Remote Processing Groups:
    - name: NiFi Flow
      url: http://localhost:8080/nifi
      timeout: 30 secs
      yield period: 10 sec
      Input Ports:
          - id: 471deef6-2a6e-4a7d-912a-81cc17e3a204
            name: From Node A
            max concurrent tasks: 1
            Properties:
                Port: 10001
                Host Name: localhost

Running

After completing a build, the application can be run by issuing the following from :

$ ./bin/minifi.sh start

By default, this will make use of a config.yml located in the conf directory. This configuration file location can be altered by adjusting the property nifi.flow.configuration.file in minifi.properties located in the conf directory.

Stopping

MiNiFi can then be stopped by issuing:

$ ./bin/minifi.sh stop

Installing as a service

MiNiFi can also be installed as a system service using minifi.sh with an optional “service name” (default: minifi)

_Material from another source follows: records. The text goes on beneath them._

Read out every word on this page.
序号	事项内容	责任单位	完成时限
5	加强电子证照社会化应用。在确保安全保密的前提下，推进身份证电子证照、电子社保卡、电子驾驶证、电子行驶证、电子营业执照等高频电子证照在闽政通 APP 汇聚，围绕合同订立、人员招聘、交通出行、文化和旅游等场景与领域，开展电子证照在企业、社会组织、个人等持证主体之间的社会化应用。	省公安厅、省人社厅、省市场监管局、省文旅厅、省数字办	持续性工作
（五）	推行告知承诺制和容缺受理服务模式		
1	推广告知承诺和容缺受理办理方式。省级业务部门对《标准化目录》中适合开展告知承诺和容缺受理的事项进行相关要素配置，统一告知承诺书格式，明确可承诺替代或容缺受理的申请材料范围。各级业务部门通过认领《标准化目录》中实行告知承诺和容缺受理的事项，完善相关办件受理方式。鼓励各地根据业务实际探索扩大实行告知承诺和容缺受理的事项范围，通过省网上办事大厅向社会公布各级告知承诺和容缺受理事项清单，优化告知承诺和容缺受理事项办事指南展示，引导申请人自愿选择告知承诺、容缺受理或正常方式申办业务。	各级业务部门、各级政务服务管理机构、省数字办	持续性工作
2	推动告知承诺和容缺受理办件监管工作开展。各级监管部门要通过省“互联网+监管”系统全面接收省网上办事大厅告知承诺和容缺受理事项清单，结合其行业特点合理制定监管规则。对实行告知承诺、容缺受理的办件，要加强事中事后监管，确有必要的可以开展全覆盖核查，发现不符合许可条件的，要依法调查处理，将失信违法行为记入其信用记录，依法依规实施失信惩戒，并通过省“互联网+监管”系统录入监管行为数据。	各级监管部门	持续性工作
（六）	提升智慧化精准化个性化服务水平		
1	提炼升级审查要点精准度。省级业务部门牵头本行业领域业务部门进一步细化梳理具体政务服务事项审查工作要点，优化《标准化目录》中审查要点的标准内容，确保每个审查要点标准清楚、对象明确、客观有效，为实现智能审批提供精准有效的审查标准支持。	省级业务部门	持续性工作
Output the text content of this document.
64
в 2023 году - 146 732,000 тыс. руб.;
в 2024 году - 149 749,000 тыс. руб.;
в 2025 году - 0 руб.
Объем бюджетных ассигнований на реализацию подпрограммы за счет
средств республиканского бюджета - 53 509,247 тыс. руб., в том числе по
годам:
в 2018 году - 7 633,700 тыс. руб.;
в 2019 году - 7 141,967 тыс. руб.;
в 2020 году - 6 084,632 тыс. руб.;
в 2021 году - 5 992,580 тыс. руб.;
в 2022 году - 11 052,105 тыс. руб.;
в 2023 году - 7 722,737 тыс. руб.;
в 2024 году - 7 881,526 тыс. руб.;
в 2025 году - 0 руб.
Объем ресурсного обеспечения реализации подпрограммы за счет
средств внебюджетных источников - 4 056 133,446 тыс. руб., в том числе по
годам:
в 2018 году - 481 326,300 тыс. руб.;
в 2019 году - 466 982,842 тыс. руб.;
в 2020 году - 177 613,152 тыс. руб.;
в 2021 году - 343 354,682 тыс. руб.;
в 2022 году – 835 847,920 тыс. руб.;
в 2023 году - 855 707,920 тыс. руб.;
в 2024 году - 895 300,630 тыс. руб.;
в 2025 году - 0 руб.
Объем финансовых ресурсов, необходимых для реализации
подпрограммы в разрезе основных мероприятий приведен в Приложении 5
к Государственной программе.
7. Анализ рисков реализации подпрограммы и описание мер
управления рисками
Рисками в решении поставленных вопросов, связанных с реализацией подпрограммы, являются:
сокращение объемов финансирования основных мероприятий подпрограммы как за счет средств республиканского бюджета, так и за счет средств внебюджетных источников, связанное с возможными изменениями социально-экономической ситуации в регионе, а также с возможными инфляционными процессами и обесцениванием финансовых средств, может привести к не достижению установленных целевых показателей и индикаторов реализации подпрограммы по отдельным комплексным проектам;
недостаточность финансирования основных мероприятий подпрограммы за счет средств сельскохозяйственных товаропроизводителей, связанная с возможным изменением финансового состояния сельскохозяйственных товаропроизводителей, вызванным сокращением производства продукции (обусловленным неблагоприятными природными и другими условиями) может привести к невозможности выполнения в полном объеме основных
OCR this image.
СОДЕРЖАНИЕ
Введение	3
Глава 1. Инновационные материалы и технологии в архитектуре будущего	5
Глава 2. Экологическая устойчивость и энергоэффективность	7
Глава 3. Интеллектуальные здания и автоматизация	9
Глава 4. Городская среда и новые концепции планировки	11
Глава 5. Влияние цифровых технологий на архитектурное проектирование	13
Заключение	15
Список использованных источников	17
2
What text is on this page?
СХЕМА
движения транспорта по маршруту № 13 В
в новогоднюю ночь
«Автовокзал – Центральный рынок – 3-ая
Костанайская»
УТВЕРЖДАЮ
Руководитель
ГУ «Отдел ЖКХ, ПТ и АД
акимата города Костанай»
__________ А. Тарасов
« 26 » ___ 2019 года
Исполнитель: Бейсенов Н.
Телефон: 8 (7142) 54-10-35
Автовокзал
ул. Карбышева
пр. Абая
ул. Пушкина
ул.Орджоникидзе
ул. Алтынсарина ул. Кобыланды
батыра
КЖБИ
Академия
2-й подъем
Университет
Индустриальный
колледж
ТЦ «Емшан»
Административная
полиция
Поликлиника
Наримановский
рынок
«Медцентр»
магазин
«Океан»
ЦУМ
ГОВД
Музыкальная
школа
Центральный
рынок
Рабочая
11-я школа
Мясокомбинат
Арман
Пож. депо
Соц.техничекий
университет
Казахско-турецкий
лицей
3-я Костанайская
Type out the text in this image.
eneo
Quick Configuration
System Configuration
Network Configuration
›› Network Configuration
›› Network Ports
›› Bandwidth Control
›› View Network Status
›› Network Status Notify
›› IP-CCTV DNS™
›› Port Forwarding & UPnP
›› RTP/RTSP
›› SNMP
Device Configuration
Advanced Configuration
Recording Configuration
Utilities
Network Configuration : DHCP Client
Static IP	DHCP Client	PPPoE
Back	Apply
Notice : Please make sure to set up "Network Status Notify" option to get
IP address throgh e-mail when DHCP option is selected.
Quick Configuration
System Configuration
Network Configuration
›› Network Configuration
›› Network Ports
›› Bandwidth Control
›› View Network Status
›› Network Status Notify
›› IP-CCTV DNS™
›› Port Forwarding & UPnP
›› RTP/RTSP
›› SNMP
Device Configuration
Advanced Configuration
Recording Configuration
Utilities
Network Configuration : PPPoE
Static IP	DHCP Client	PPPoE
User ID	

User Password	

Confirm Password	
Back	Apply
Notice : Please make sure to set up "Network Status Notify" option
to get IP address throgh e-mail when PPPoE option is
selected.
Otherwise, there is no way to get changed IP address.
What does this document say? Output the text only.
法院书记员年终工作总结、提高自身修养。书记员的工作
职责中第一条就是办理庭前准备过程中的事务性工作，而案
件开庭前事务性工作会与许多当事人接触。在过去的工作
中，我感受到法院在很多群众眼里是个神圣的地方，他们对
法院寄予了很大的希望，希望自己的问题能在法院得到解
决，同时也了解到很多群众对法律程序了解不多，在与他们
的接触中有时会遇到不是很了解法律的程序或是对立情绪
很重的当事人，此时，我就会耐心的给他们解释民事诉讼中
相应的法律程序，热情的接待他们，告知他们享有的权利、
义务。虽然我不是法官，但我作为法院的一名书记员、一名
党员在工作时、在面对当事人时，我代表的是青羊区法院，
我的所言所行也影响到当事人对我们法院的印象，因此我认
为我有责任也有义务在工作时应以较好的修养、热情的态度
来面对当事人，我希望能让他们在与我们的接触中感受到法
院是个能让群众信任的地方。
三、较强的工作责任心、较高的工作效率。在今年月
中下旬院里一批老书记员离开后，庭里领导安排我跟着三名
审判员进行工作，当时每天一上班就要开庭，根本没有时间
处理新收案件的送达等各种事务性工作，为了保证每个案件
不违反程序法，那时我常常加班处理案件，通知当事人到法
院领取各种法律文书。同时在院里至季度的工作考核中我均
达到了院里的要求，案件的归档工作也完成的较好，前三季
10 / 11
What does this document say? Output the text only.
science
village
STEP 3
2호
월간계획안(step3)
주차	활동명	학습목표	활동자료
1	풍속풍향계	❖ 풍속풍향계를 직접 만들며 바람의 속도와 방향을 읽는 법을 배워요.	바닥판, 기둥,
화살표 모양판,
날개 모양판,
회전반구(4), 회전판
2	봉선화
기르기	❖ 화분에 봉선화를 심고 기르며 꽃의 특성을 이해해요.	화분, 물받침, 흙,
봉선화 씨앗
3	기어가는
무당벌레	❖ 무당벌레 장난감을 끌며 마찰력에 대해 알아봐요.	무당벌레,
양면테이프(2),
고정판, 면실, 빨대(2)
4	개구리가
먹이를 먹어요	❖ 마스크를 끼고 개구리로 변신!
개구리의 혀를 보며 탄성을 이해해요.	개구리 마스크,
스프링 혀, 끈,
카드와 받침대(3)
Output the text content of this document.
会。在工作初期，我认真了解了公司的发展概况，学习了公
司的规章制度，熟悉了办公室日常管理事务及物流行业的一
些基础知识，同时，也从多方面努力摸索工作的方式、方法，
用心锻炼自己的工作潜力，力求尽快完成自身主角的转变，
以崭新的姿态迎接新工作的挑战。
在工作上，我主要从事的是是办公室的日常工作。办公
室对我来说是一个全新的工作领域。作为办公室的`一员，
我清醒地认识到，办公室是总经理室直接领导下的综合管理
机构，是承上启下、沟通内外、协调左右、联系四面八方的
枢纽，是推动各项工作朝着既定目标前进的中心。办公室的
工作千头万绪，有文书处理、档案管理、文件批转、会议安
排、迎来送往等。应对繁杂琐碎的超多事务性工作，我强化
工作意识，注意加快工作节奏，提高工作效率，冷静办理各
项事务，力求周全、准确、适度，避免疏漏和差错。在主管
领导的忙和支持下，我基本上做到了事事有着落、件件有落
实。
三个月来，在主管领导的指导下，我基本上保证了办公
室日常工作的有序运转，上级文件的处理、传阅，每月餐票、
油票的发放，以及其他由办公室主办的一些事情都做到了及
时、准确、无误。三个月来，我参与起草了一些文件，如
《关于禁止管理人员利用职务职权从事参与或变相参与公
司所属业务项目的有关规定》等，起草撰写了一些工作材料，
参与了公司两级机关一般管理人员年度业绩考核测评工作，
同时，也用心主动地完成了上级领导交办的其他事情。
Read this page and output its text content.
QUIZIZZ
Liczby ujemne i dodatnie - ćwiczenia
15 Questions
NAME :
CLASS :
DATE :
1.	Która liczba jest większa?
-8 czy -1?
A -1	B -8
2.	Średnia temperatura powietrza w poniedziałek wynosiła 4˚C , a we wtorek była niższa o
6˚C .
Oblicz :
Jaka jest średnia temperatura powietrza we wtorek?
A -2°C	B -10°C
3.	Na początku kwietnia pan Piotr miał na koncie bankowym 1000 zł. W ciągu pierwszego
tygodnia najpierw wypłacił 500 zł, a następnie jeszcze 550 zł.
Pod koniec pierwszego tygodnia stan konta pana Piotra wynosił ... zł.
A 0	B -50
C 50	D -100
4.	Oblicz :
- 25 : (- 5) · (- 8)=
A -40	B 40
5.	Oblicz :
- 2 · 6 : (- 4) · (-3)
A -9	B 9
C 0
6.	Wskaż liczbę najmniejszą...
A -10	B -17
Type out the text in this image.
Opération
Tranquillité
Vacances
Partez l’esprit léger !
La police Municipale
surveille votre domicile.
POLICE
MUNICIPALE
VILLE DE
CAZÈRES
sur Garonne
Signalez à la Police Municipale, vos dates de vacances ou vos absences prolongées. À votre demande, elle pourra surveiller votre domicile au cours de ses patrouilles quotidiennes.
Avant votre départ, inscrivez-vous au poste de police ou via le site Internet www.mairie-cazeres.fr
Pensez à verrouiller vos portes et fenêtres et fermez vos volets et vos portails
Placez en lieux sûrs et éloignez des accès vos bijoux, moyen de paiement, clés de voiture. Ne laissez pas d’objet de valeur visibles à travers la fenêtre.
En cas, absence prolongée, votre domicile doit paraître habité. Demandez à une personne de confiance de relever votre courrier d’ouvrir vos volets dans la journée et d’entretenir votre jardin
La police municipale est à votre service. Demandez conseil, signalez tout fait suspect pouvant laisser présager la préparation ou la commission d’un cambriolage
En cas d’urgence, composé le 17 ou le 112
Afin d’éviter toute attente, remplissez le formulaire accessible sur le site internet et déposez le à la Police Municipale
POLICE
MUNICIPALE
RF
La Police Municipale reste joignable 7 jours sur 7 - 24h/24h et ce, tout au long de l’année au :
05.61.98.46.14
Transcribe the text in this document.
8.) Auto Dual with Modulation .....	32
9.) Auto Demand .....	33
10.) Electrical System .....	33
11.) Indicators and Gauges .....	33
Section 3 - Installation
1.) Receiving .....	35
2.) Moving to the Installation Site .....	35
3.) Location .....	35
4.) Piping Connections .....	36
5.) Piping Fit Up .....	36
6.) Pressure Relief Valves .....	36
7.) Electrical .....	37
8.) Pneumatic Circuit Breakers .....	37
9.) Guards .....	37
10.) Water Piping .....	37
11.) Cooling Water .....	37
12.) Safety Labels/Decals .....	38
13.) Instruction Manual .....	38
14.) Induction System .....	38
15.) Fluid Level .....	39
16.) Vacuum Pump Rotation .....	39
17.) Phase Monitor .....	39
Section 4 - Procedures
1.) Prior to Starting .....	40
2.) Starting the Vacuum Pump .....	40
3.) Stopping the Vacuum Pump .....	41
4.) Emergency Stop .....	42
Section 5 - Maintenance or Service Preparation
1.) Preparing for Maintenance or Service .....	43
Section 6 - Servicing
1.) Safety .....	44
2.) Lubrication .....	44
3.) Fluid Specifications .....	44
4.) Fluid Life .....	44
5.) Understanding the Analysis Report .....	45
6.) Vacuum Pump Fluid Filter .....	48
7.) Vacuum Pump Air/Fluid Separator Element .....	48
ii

$ ./bin/minifi.sh install [service name]

Documentation

See http://nifi.apache.org/minifi for the latest documentation.

License

Except as otherwise noted this software is licensed under the Apache License, Version 2.0

Licensed under the Apache License, Version 2.0 (the “License”); you may not use this file except in compliance with the License. You may obtain a copy of the License at

http://www.apache.org/licenses/LICENSE-2.0

Unless required by applicable law or agreed to in writing, software distributed under the License is distributed on an “AS IS” BASIS, WITHOUT WARRANTIES OR CONDITIONS OF ANY KIND, either express or implied. See the License for the specific language governing permissions and limitations under the License.